There Will Be Blood and Money
And a lawsuit. And many, many questions about the relationship between a local hospital and the world’s largest medical device company.
For many of those involved with the Lahey Clinic, however, the episode revealed an altogether different story line — one that suggested Gossman’s motives for suing had little to do with ethical concerns. In fact, in the weeks and months that followed the firing, there proved to be almost nothing that anyone involved in the dispute could agree upon, except maybe this: that when big business and cutting-edge medicine intersect, it’s almost impossible to tell where patient interest ends and self-interest begins.
THAT HEART STENTS found their way into the middle of a controversy over the relationship between a hospital and a private medical company should come as no surprise to anyone familiar with the healthcare industry. The history of stents is, in some ways, the history of the way medicine and business came together in the first place.
In the late 1970s, one of the most vexing problems facing cardiologists had to do with angioplasties, the procedures that clear arteries of plaque to prevent heart attacks. About 40 percent of the patients who received angioplasties would soon find their arteries clogged again, a condition called restenosis. Among those trying to address the issue was a Texas cardiologist named Julio Palmaz. For nearly a decade, Palmaz tinkered with a possible solution to the problem: a tiny wire-mesh scaffold that could be positioned inside an artery to keep it permanently propped open.
Before Palmaz could finish his work, though, the government funding that backed his research dried up. Yet Palmaz was blessed with fortuitous timing. Around the same time he was developing his prototype, Congress passed a law that attempted to acknowledge how ineffective the government had been at developing medical research into real, commercially available treatments. The law gave doctors and companies incentives to bring new technology to market by allowing them to profit from the investment of their time and money. It also enabled Palmaz to find private funding for his research. A wealthy businessman (ironically, one who had founded the cholesterol-peddling Fuddruckers burger chain) gave the doctor $250,000 to complete his stent. Later, Johnson & Johnson agreed to license Palmaz’s design for $10 million, and the company would eventually sink another $100 million into testing and manufacturing it.
The partnership between Palmaz and his investors resulted in a stunningly effective device. The stents cut restenosis rates in half and improved the lives of millions of patients. They also became a huge profit generator for Johnson & Johnson, and then for a handful of other companies that managed to roll out competing products.
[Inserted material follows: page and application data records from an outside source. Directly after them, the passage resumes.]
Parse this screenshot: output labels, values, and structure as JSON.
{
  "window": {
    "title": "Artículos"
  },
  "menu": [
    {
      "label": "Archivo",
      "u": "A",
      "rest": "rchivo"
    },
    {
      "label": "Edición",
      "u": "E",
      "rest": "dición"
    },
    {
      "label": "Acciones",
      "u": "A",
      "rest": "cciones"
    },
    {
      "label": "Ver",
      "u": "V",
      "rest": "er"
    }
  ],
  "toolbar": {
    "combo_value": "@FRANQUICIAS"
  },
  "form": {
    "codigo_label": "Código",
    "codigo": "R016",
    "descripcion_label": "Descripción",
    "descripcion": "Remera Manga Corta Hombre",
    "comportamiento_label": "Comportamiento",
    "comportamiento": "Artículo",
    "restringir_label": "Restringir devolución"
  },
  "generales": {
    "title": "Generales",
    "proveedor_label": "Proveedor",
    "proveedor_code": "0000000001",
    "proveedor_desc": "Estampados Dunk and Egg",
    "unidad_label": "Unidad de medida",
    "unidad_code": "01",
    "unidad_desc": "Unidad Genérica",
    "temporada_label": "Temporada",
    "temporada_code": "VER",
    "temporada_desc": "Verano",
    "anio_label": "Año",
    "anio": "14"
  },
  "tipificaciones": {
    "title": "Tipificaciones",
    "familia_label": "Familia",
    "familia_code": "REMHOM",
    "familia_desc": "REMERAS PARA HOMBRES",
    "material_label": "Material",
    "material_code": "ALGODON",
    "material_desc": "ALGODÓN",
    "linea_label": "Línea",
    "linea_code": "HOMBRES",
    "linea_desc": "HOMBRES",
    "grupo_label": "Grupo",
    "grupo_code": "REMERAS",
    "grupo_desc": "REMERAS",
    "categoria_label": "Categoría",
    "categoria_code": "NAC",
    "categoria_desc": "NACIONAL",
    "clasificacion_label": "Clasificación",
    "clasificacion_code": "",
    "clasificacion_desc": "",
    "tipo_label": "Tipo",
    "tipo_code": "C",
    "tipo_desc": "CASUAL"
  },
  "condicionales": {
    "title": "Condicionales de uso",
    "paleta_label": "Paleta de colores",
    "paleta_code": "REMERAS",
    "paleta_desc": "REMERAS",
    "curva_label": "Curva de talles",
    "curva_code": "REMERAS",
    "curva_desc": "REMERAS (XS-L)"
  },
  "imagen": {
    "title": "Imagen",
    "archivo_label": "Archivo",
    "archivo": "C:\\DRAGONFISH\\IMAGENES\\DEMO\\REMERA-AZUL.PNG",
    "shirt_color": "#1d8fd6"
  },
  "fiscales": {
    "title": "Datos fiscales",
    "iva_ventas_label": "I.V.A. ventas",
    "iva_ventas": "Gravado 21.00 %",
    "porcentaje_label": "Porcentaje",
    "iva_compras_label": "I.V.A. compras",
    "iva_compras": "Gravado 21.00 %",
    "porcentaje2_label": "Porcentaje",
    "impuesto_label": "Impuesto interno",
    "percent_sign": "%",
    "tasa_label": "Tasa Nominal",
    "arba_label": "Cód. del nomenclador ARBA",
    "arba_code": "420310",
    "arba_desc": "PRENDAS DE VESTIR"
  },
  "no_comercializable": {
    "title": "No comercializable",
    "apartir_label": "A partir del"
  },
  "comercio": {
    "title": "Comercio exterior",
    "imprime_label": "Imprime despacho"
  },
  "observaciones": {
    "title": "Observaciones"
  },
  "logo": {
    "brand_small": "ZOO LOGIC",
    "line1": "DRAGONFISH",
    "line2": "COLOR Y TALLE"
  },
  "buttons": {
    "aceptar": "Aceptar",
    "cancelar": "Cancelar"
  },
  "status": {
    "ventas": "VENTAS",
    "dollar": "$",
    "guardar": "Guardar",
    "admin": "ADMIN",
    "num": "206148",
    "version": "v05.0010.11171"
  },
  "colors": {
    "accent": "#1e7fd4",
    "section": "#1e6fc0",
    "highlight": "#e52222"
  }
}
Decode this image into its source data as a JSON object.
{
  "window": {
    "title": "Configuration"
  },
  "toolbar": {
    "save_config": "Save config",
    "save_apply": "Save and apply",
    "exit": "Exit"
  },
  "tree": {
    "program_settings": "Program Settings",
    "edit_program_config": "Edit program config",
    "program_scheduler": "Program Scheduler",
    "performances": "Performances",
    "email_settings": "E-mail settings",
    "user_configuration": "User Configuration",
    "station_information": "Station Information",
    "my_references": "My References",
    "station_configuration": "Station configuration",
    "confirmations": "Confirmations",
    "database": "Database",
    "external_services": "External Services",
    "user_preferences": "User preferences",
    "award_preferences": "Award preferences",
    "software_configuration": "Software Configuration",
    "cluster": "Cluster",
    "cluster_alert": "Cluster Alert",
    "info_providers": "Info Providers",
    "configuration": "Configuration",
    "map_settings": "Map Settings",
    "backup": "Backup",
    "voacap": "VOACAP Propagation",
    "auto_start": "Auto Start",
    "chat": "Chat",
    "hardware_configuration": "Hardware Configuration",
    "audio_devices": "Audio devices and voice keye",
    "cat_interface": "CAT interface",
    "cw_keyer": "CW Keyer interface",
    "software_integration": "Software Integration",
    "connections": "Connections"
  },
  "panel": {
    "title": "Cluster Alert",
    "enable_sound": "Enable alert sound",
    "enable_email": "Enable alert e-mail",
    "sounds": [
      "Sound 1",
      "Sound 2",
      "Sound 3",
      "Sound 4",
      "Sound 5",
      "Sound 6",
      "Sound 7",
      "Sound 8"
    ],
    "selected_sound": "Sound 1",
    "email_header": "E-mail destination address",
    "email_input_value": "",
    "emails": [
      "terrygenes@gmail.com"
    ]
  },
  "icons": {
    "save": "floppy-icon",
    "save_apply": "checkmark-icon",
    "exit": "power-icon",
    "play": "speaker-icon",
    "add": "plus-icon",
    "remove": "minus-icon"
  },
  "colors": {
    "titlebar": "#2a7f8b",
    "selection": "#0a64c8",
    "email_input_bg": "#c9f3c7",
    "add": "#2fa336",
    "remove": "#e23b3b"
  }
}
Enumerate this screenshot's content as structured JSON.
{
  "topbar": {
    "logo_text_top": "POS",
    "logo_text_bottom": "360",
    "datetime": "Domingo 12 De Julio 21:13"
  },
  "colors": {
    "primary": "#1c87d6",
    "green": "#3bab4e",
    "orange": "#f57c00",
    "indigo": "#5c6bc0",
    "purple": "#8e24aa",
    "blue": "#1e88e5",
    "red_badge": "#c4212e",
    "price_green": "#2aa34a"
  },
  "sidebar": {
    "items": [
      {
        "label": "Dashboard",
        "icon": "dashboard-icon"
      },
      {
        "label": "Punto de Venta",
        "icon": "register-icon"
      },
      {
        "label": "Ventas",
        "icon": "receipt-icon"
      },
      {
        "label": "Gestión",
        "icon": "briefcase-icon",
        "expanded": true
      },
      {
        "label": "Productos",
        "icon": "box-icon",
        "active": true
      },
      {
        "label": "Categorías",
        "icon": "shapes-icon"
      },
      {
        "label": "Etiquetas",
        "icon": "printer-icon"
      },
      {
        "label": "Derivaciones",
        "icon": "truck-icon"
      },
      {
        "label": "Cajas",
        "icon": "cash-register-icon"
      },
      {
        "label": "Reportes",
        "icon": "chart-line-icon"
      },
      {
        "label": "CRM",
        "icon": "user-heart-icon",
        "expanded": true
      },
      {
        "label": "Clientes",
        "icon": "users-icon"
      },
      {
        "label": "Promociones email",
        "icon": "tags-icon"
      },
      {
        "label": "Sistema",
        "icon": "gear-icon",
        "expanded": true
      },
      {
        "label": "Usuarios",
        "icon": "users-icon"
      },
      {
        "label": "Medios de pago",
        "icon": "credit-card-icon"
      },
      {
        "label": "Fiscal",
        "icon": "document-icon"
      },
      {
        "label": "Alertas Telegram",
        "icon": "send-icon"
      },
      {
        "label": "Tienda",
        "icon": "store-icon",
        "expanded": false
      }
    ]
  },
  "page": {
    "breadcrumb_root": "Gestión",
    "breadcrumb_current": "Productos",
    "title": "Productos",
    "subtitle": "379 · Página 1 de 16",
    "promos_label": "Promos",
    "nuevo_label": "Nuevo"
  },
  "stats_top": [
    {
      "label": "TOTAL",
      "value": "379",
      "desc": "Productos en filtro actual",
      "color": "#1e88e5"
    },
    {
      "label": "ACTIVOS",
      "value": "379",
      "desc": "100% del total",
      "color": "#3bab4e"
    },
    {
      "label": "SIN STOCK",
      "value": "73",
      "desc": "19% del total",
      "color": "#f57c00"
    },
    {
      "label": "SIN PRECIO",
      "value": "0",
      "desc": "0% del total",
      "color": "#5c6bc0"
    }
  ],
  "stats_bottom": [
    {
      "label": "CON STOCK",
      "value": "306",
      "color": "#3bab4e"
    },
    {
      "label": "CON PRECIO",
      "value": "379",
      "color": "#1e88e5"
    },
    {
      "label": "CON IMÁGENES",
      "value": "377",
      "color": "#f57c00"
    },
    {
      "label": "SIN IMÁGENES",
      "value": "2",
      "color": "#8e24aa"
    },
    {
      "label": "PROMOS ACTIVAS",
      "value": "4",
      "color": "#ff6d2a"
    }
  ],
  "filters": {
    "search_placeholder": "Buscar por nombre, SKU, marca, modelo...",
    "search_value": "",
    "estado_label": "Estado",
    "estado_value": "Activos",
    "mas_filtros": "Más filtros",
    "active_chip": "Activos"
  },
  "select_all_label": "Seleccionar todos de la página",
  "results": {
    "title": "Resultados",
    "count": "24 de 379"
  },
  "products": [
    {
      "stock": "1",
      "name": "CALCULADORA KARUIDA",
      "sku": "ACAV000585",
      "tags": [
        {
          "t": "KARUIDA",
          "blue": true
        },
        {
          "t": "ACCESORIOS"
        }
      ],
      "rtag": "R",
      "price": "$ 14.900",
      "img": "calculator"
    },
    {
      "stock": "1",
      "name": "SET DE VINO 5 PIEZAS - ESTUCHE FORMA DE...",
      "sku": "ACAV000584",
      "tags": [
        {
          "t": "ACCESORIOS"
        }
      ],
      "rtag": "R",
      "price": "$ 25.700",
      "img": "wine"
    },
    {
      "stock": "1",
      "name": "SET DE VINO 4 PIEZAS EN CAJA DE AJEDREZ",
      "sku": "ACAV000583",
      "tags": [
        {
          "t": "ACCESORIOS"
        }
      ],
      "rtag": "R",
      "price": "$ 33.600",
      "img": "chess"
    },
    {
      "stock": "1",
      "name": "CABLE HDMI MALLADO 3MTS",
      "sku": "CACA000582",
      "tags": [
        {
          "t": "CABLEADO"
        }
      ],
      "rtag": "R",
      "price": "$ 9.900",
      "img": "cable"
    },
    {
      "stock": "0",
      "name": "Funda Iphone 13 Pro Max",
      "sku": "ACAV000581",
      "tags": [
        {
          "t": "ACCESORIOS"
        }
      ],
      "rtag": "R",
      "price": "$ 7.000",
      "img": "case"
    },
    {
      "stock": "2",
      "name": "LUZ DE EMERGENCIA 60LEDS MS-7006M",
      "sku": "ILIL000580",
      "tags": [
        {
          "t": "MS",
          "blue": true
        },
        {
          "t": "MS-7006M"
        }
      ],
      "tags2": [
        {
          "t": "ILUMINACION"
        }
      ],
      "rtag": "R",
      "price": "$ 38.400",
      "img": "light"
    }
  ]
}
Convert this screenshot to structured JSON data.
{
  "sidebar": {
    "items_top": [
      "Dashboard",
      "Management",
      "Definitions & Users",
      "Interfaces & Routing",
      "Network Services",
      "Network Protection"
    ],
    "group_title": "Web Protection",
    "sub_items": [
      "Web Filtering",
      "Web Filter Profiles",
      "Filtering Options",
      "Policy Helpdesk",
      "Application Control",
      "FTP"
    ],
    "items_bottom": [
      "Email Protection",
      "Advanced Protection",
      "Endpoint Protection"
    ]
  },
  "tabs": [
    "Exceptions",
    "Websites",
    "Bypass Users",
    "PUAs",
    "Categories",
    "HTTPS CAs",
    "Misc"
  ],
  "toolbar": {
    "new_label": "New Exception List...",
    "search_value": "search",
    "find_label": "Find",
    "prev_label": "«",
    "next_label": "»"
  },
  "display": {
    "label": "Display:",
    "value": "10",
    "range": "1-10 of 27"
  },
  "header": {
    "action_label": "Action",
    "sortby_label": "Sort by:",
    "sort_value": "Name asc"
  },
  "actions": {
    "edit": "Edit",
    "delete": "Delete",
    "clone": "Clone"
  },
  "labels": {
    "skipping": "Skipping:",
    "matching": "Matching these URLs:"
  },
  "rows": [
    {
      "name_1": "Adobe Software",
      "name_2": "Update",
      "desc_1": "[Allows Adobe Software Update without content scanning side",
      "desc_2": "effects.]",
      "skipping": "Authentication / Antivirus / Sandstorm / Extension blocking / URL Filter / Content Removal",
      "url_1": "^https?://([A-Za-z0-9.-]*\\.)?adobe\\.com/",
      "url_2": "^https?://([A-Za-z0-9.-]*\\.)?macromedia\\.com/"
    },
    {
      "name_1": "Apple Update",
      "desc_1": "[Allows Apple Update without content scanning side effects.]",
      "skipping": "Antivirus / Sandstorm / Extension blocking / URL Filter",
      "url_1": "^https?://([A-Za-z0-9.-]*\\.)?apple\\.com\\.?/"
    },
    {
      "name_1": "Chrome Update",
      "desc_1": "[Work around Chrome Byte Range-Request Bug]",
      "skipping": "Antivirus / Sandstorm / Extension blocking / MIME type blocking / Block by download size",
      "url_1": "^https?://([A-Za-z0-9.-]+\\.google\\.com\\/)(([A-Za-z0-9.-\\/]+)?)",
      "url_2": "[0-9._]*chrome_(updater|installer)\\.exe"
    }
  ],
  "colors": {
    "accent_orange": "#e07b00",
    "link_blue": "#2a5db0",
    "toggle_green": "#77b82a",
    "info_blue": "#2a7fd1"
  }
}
Today the vast majority of the stent market is for so-called drug-eluting versions, which are coated in anti-restenosis drugs that slowly dissolve into the bloodstream. Because development of the devices is so expensive — it costs as much as $1 billion to bring one to market — only four companies have had the wherewithal to get into the game: Johnson & Johnson, Boston Scientific, Abbott, and Medtronic. The battle that rages among them for market share, which often involves lawsuits, countersuits, and billion-dollar settlements, has become known as the stent wars.